3. Feed your algorithm with a well of wisdom

But there is still further to go on our journey. What if your recommendation engine not only had a deep understanding of food qualities and how they interrelate between products, but it also understood human lifestyle preferences? What if it knew how various ingredients and food products are used together to construct popular dishes? What if it could understand how the priorities of a single college student differ from those of the primary shopper for a family of five? What if it knew about food allergies, and religious or health-oriented dietary restrictions?

This goes beyond simply recognizing the behavior patterns of consumers and looking for simple correlations.

Grasping these more abstract concepts is considerably harder than just labeling SKUs with simple metatags. It requires a large amount of reference information from recipes, menu items, and ingredient lists. It requires understanding cultural and regional dietary preferences. It requires deciding and prioritizing human decision-making heuristics. It requires advanced machine-learning in algorithms, so that they remain responsive to the behavior of real shoppers “in the wild.”

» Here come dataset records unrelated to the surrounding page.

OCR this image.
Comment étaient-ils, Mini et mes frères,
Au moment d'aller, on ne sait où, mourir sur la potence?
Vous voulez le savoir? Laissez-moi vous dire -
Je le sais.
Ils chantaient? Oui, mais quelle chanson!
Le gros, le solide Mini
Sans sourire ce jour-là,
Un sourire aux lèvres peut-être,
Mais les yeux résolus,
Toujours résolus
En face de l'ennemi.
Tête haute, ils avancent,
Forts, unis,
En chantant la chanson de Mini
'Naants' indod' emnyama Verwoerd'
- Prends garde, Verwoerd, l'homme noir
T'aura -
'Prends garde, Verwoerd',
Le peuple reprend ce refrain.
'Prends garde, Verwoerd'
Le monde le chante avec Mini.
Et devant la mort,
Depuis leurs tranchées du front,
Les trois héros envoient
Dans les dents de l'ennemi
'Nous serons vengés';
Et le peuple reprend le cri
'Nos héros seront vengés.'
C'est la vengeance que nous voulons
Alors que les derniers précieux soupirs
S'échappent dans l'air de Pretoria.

All of that adds up to a lot more complexity! But that complexity also boosts your recommendations way, way, up along the value spectrum journey.

olivia@halla.io

With this kind of engine driving recommendations, you could recognize not only that jam goes well with another spread on bread, but you would also know to suggest pumpkin butter to a shopper whose history suggests nut allergies. When you identify that a shopper is building a fruit salad, you would know to recommend fruits like berries and melons, and not those like tomatoes and zucchinis. You would offer sliced turkey or smoked salmon as substitutes for ham to a kosher shopper making eggs benedict, but only low-sodium smoked salmon to a shopper who is a hypertension-conscious pescatarian. And as for our cheese example, you would know that beef, lettuce, pickles, onions and tomato on a bun go better with sliced emmental than they do with cottage cheese.

This goes beyond simply recognizing the behavior patterns of consumers and looking for simple correlations. At the top end of the complexity-value spectrum, your recommendations algorithm can achieve something that looks an awful lot like what we would consider “wisdom.”

In today’s world of AI-driven e-commerce, garbage in, garbage out is not even table stakes anymore. The winners in online grocery will be those who get furthest along the complexity-value journey. It turns out that tennis great (and once-army-computer-programming-instructor) Arthur Ashe was right…success is a journey!